Be honest about the download cost — show a progress bar.

## Anti-patterns

### Cross-encoder via `text-classification` pipeline

**Symptom:** Every candidate scores 1.0; ranking is degenerate.
**Diagnosis:** Pipeline softmaxes a single-logit head; softmax-over-1 = 1.
**Fix:** Use `AutoTokenizer` + `AutoModelForSequenceClassification` directly. Read `outputs.logits.data` as raw scores.

### `env.allowLocalModels = true` in CI

**Symptom:** Model downloads succeed locally, fail in CI: "model not found".
**Diagnosis:** With `allowLocalModels = true` the SDK looks for files on disk first; in CI, no disk model = fail.
**Fix:** `env.allowLocalModels = false` (default). Combine with a CI cache for the download.

### Importing the pipeline at module load

**Symptom:** Server startup blocks for 5s on first deploy.
**Diagnosis:** Top-level `await pipeline(...)` runs at import time.
**Fix:** Lazy-load inside a function. Cache the Promise so concurrent first calls share one load.

### Forgetting `normalize: true` for cosine

**Symptom:** Scores look right but order is subtly off.
**Diagnosis:** Vectors aren't unit-normalized; raw dot products bias toward longer strings.
**Fix:** Always `{ pooling: 'mean', normalize: true }`. Pre-normalize stored vectors.

### Float32Array reuse across calls

**Symptom:** Stored vectors mysteriously change; cache looks corrupted.
**Diagnosis:** Some pipeline implementations return a view into a reused tensor buffer; the next call overwrites.
**Fix:** Copy on capture: `new Float32Array(out.data)`.

### Reranker on too-long documents

**Symptom:** `RangeError: Tokenized inputs exceeded 512 tokens`.
**Diagnosis:** Cross-encoders truncate at 512 tokens jointly across (query, candidate). Long candidates lose context.
**Fix:** Truncate candidate text to ~400 tokens.
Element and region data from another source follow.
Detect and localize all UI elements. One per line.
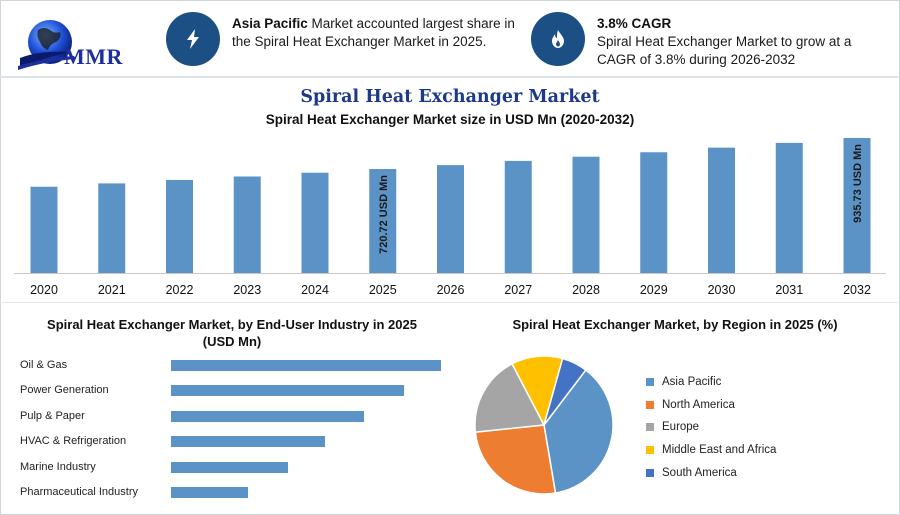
- x-tick-label: 2027: [504, 283, 532, 297]
- industry-bar: [171, 410, 364, 422]
- info-text-line1: Spiral Heat Exchanger Market to grow at …: [597, 34, 852, 49]
- industry-bar: [171, 360, 441, 371]
- bar-2026: [437, 165, 464, 273]
- legend-label: Europe: [662, 421, 700, 434]
- legend-swatch: [646, 378, 654, 387]
- industry-row: HVAC & Refrigeration: [20, 433, 450, 449]
- market-size-bar-chart: 2020 2021 2022 2023 2024 2025 720.72 USD Mn 202…: [14, 138, 886, 297]
- industry-chart-title-line2: (USD Mn): [202, 334, 262, 349]
- region-pie-chart: [474, 356, 614, 495]
- industry-label: Marine Industry: [20, 460, 96, 473]
- industry-label: HVAC & Refrigeration: [20, 435, 127, 448]
- region-legend: Asia Pacific North America Europe Middle Ea…: [646, 371, 776, 484]
- info-circle: [531, 12, 585, 66]
- legend-item: North America: [646, 394, 776, 417]
- industry-chart-title-line1: Spiral Heat Exchanger Market, by End-Use…: [47, 317, 417, 332]
- industry-bar: [171, 487, 249, 498]
- info-text: 3.8% CAGR Spiral Heat Exchanger Market t…: [597, 15, 851, 69]
- pie-slice-north-america: [474, 424, 557, 495]
- globe-icon: [18, 20, 76, 70]
- bar-2025: [369, 169, 397, 273]
- industry-bar: [171, 385, 404, 397]
- legend-label: South America: [662, 466, 737, 479]
- bar-2022: [166, 179, 193, 273]
- industry-label: Oil & Gas: [20, 359, 68, 371]
- info-title: 3.8% CAGR: [597, 16, 672, 31]
- legend-item: Asia Pacific: [646, 371, 776, 394]
- bar-2030: [708, 147, 735, 273]
- industry-label: Power Generation: [20, 384, 109, 397]
- pie-slice-europe: [474, 362, 546, 433]
- industry-row: Marine Industry: [20, 459, 450, 475]
- x-tick-label: 2024: [301, 283, 329, 297]
- bar-data-label: 720.72 USD Mn: [378, 175, 390, 254]
- section-divider: [0, 302, 900, 303]
- x-tick-label: 2021: [98, 283, 126, 297]
- bar-2031: [775, 142, 803, 273]
- bar-2032: [843, 138, 871, 273]
- industry-bar: [171, 461, 288, 473]
- bar-2024: [301, 172, 329, 273]
- legend-label: Middle East and Africa: [662, 444, 777, 457]
- header-divider: [0, 76, 900, 78]
- legend-swatch: [646, 423, 654, 432]
- x-tick-label: 2025: [369, 283, 397, 297]
- x-tick-label: 2028: [572, 283, 600, 297]
- industry-chart-title: Spiral Heat Exchanger Market, by End-Use…: [22, 316, 442, 350]
- x-tick-label: 2029: [640, 283, 668, 297]
- bar-2029: [640, 152, 668, 273]
- bar-2020: [30, 186, 58, 273]
- chart-subtitle: Spiral Heat Exchanger Market size in USD…: [265, 112, 635, 127]
- pie-slice-asia-pacific: [543, 369, 614, 494]
- legend-item: Middle East and Africa: [646, 439, 776, 462]
- x-tick-label: 2031: [775, 283, 803, 297]
- industry-row: Pharmaceutical Industry: [20, 484, 450, 500]
- info-title: Asia Pacific: [232, 16, 308, 31]
- industry-label: Pharmaceutical Industry: [20, 486, 138, 498]
- industry-bar: [171, 436, 326, 448]
- info-text-inline: Market accounted largest share in: [307, 16, 515, 31]
- x-tick-label: 2026: [437, 283, 465, 297]
- flame-drop-icon: [552, 30, 564, 48]
- industry-label: Pulp & Paper: [20, 409, 85, 422]
- legend-swatch: [646, 446, 654, 455]
- industry-row: Pulp & Paper: [20, 408, 450, 424]
- bar-2028: [572, 156, 600, 273]
- x-tick-label: 2023: [233, 283, 261, 297]
- bar-2027: [504, 160, 532, 273]
- mmr-logo: MMR: [14, 14, 144, 76]
- bar-2021: [98, 183, 126, 273]
- chart-title: Spiral Heat Exchanger Market: [300, 87, 600, 107]
- lightning-bolt-icon: [187, 29, 199, 49]
- legend-label: Asia Pacific: [662, 376, 722, 389]
- bar-2023: [233, 176, 261, 273]
- x-tick-label: 2022: [166, 283, 194, 297]
- legend-swatch: [646, 400, 654, 409]
- industry-row: Oil & Gas: [20, 357, 450, 373]
- x-tick-label: 2030: [708, 283, 736, 297]
- legend-item: South America: [646, 461, 776, 484]
- x-tick-label: 2020: [30, 283, 58, 297]
- info-text: Asia Pacific Market accounted largest sh…: [232, 15, 515, 51]
- industry-row: Power Generation: [20, 382, 450, 398]
- info-circle: [166, 12, 220, 66]
- legend-item: Europe: [646, 416, 776, 439]
- bar-data-label: 935.73 USD Mn: [852, 144, 864, 223]
- pie-slice-south-america: [543, 357, 587, 426]
- region-chart-title: Spiral Heat Exchanger Market, by Region …: [512, 317, 838, 332]
- logo-text: MMR: [64, 44, 123, 69]
- legend-label: North America: [662, 398, 735, 411]
- info-text-line2: the Spiral Heat Exchanger Market in 2025…: [232, 34, 487, 49]
- legend-swatch: [646, 468, 654, 477]
- info-text-line2: CAGR of 3.8% during 2026-2032: [597, 52, 796, 67]
- x-tick-label: 2032: [843, 283, 871, 297]
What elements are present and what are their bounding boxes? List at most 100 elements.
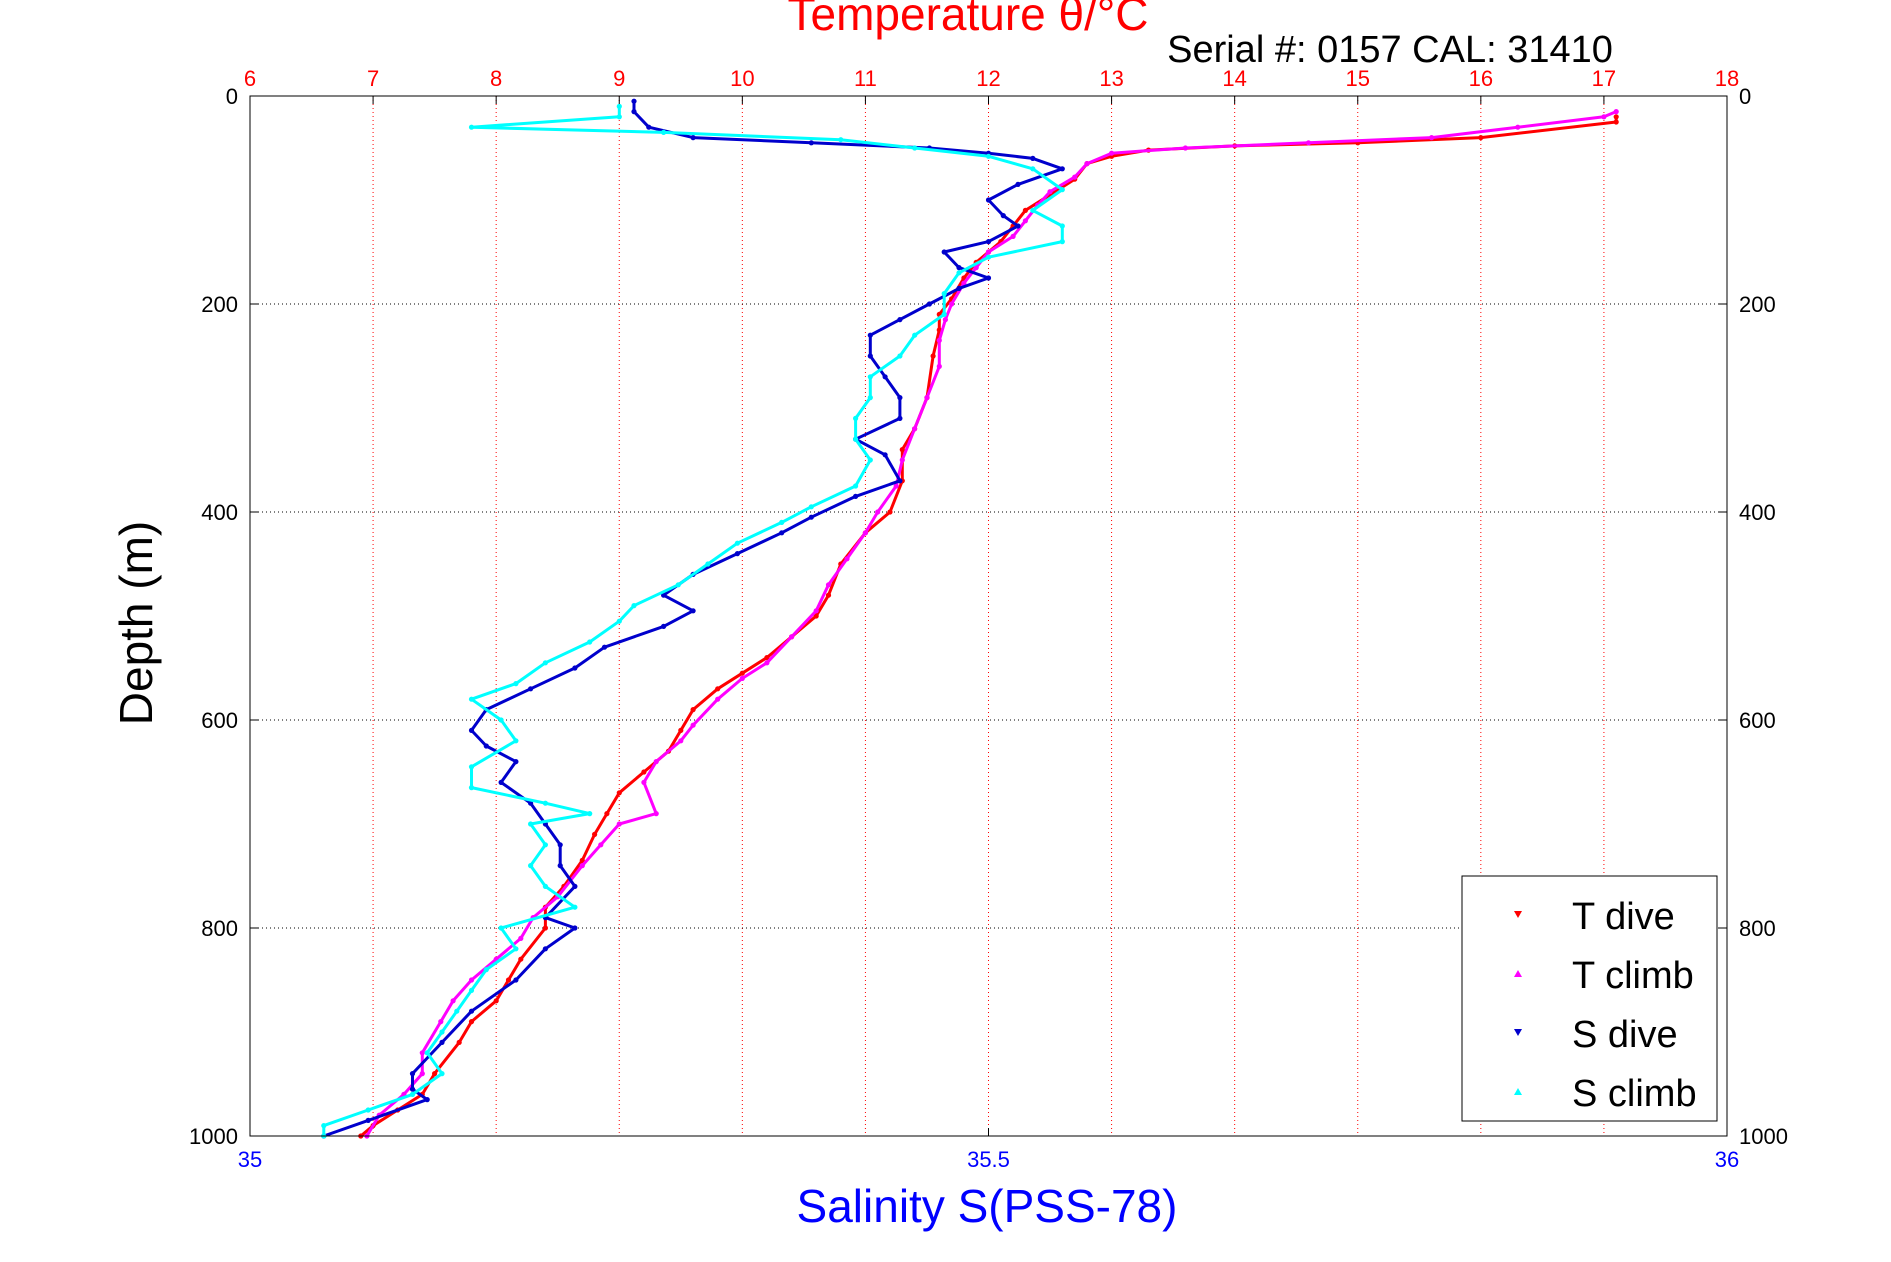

Description + name only; skip body.

## Quality gates

- [ ] First-load Promise cached so concurrent calls don't double-download.
- [ ] `env.cacheDir` set to a CI-cacheable path.
- [ ] Cosine similarity uses normalized vectors.
- [ ] Cross-encoder scores read from `outputs.logits.data` directly, not via pipeline.
- [ ] Embeddings persisted as `Float32Array` for compactness.
- [ ] Model versions pinned in code; never "latest".
- [ ] Quantized variants (`quantized: true`) unless full precision is critical.
- [ ] Smoke test runs the model on 3 known queries on every CI build.

## NOT for

- **Python `transformers`** — different SDK; don't transfer assumptions.
- **TensorFlow.js** — different runtime, different model formats.
- **ONNX Runtime Web directly** without Transformers.js — lower-level; use only if you need custom ops.
- **Workers AI / Vertex AI** — managed inference; use the platform SDK.
- **Model training** — Transformers.js is inference-only.